The Hospital Center Florence Pietro Palagi, Florence, Italy.
Madre Fortunata Toniolo Clinic, Bologna, Italy.
J Minim Invasive Gynecol. 2018 Mar-Apr;25(3):418-425. doi: 10.1016/j.jmig.2017.08.001.
To compare the costs of hysteroscopic polypectomy using mechanical and electrosurgical systems in the hospital operating room and an office-based setting.

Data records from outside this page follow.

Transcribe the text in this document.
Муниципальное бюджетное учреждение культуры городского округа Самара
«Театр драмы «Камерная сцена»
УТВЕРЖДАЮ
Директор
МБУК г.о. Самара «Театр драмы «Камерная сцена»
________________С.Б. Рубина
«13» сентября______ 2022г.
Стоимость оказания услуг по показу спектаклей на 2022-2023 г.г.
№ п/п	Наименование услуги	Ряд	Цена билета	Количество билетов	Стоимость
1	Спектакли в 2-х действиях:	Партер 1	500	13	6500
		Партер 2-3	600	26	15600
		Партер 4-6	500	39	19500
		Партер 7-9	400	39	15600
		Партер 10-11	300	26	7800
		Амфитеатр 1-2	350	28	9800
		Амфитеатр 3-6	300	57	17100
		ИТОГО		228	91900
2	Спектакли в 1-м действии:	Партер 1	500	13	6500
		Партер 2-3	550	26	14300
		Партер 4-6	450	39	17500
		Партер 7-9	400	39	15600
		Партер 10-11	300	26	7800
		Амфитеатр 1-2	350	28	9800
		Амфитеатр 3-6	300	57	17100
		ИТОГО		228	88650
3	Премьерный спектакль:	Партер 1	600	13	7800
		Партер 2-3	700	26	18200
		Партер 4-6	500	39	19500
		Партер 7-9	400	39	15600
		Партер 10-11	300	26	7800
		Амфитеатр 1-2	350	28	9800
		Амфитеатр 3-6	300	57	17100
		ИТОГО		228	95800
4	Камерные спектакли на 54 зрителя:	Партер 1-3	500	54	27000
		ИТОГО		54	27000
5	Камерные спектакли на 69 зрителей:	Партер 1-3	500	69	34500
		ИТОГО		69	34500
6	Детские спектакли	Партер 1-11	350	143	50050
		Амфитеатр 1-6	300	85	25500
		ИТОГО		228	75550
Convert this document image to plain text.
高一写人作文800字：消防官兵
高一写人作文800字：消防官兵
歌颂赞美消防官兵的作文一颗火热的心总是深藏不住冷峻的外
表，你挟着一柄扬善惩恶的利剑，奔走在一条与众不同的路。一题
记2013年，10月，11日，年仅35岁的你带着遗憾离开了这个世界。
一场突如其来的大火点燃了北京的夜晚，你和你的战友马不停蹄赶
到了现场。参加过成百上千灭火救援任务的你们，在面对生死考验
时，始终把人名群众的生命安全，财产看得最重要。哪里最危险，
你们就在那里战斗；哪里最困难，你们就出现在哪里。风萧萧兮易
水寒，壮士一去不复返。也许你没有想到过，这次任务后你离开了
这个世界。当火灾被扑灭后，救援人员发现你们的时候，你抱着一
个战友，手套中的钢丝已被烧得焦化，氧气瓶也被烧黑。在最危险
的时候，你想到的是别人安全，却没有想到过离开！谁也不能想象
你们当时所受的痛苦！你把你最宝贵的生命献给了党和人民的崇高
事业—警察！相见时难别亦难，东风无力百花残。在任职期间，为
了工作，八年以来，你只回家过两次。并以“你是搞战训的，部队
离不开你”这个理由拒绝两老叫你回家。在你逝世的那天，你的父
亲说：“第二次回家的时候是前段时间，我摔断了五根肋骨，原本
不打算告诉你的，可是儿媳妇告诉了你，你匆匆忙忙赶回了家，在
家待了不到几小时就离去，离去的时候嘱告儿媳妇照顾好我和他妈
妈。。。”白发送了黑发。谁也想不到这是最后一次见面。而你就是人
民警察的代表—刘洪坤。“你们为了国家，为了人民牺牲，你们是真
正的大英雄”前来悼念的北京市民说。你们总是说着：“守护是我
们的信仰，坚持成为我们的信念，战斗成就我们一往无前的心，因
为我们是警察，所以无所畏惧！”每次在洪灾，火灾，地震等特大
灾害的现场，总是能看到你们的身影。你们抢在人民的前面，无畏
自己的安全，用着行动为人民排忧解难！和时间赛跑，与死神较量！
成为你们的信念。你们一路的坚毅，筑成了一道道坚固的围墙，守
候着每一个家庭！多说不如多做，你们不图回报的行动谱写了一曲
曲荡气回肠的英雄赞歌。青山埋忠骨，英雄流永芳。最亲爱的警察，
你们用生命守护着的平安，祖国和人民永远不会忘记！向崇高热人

Retrospective cohort study (Canadian Task Force classification II-2).
Tertiary referral hospital and center for gynecologic care.
Seven hundred and fifty-four women who underwent endometrial polypectomy between January 20, 2015, and April 27, 2016.
Hysteroscopic endometrial polypectomy performed in the same-day hospital setting or office setting using one of the following: bipolar electrode, loop electrode, mechanical device, or hysteroscopic tissue removal system.
The various costs associated with the 2 clinical settings at Palagi Hospital, Florence, Italy were compiled, and a direct cost comparison was made using an activity-based cost-management system. The costs for using reusable loop electrode resection-16 or loop electrode resection-26 were significantly less expensive than using disposable loop electrode resection-27, the tissue removal system, or bipolar electrode resection (p = .0002). Total hospital costs for polypectomy with all systems were significantly less expensive in an office setting compared with same-day surgery in the hospital setting (p = .0001). Office-based hysteroscopic tissue removal was associated with shorter operative time compared with the other procedures (p = .0002) CONCLUSION: The total cost of hysteroscopic polypectomy is markedly higher when using disposable equipment compared with reusable equipment, both in the hospital operating room and the office setting. Same-day hospital or office-based surgery with reusable loop electrode resection is the most cost-effective approach in each settings, but requires experienced surgeons. Finally, the shorter surgical time should be taken into consideration for patients undergoing vaginal polypectomy in the office setting, owing more to patient comfort than to cost savings.
比较在医院手术室和基于办公室的环境中使用机械和电外科系统进行宫腔镜息肉切除术的成本。
回顾性队列研究(加拿大任务组分类 II-2)。
三级转诊医院和妇科护理中心。
2015 年 1 月 20 日至 2016 年 4 月 27 日期间行子宫内膜息肉切除术的 754 名女性。
在同一天的医院环境或办公室环境中,使用以下一种方法进行宫腔镜子宫内膜息肉切除术:双极电极、环电极、机械装置或宫腔镜组织切除系统。
在意大利佛罗伦萨的 Palagi 医院,编制了与这 2 种临床环境相关的各种成本,并使用基于活动的成本管理系统进行了直接成本比较。与使用一次性环电极切除术-27、组织切除系统或双极电极切除术相比,使用可重复使用的环电极切除术-16 或环电极切除术-26 的成本明显更低(p = .0002)。与在医院当天手术相比,所有系统进行息肉切除术的总医院成本在办公室环境中明显更低(p = .0001)。与其他手术相比,在办公室环境中使用宫腔镜组织切除术的手术时间更短(p = .0002)。
与可重复使用的设备相比,使用一次性设备进行宫腔镜息肉切除术的总成本在医院手术室和办公室环境中都明显更高。在每个环境中,使用可重复使用的环电极切除术的当天医院或办公室手术是最具成本效益的方法,但需要有经验的外科医生。最后,对于在办公室环境中接受阴道息肉切除术的患者,应考虑手术时间更短,这更多是出于患者舒适度,而不是节省成本。